負傷した女性は、左肋骨骨折により約1ヶ月の入院治療と診断された。
◎主たる海難の原因 見張不十分
〔事例3〕乗揚
平成11年7月18日、モーターボートS号(3名乗船)は、三重県長島町の木曽川においてウェイクボードを曳航して遊んでいたが、波がなくスリルがないため、木曽川河口沖に移動したが、船長が付近の地形を全く知らずに航走していたため、干潮時のみ露出する導水堤に気づかずに乗り揚げた。
S号は、満潮を待って自力離礁するつもりであったが、一向に離礁できる様子がなく、航行中の漁船に救助を求め、引き下ろされて定係港まで曳航された。
◎主たる海難の原因 水路調査不十分
〔事例4〕乗場
平成11年8月3日、モーターボートA号(3名乗船)は、三河御津マリーナを出港し、伊勢湾方面にクルージングに向かい、松坂港に寄港してから帰港中のところ、佐久島付近の浅瀬に乗り揚げた。
A号は、東寄りの風波により佐久島南東の岩場に圧流され、乗船者は退船して岩場に飛び降り、救助を求めた。

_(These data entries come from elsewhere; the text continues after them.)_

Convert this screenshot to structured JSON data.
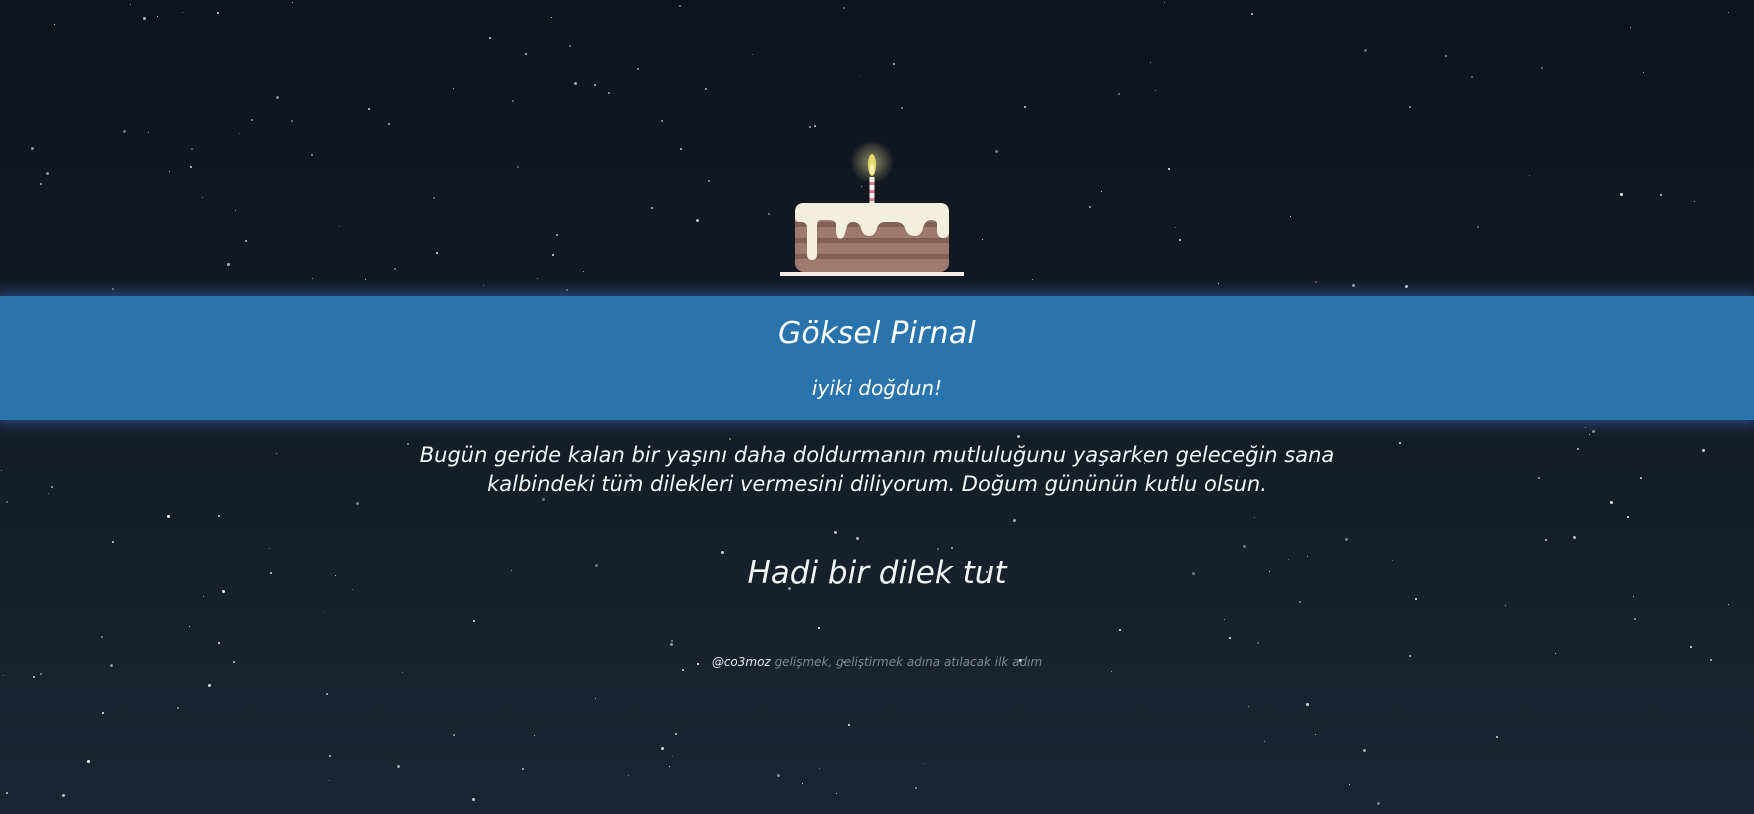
{
  "card": {
    "name": "Göksel Pirnal",
    "greeting": "iyiki doğdun!",
    "message_line1": "Bugün geride kalan bir yaşını daha doldurmanın mutluluğunu yaşarken geleceğin sana",
    "message_line2": "kalbindeki tüm dilekleri vermesini diliyorum. Doğum gününün kutlu olsun.",
    "wish_prompt": "Hadi bir dilek tut"
  },
  "footer": {
    "handle": "@co3moz",
    "text": "gelişmek, geliştirmek adına atılacak ilk adım"
  },
  "icons": {
    "cake": "birthday-cake-icon",
    "candle": "candle-icon"
  },
  "colors": {
    "background": "#131a24",
    "banner": "#2a74ae",
    "cake_body": "#9e7a6e",
    "frosting": "#f3efdf",
    "flame": "#e9e07a"
  }
}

当庁に救助要請が入り、巡視艇が地元漁船と協力して乗船者を救助、A号の船固めを行い、後日、A号所有者手配の業者により撤去作業を行い、一色港に搬送され解体処分とされた。
◎主たる海難の原因 船位不確認
〔事例5〕浸水
平成11年3月27日、モータボートO丸(1名乗船)は、魚釣りをするため大井漁港を出港し、大井漁港沖においてアンカーを入れて釣りをしていたが、釣果が思わしくないため、アンカーを揚げて釣り場の移動をしていたところ、突然、船首から白波を受けて瞬時に浸水して航行不能となった。
0丸船長は、沈没するものと思い、自ら船体を裏返しにし、船縁につかまって救助を求めた。
遊漁船が、付近海域を航行中にO丸を発見して乗船者を救助し、大井漁港まで曳航した。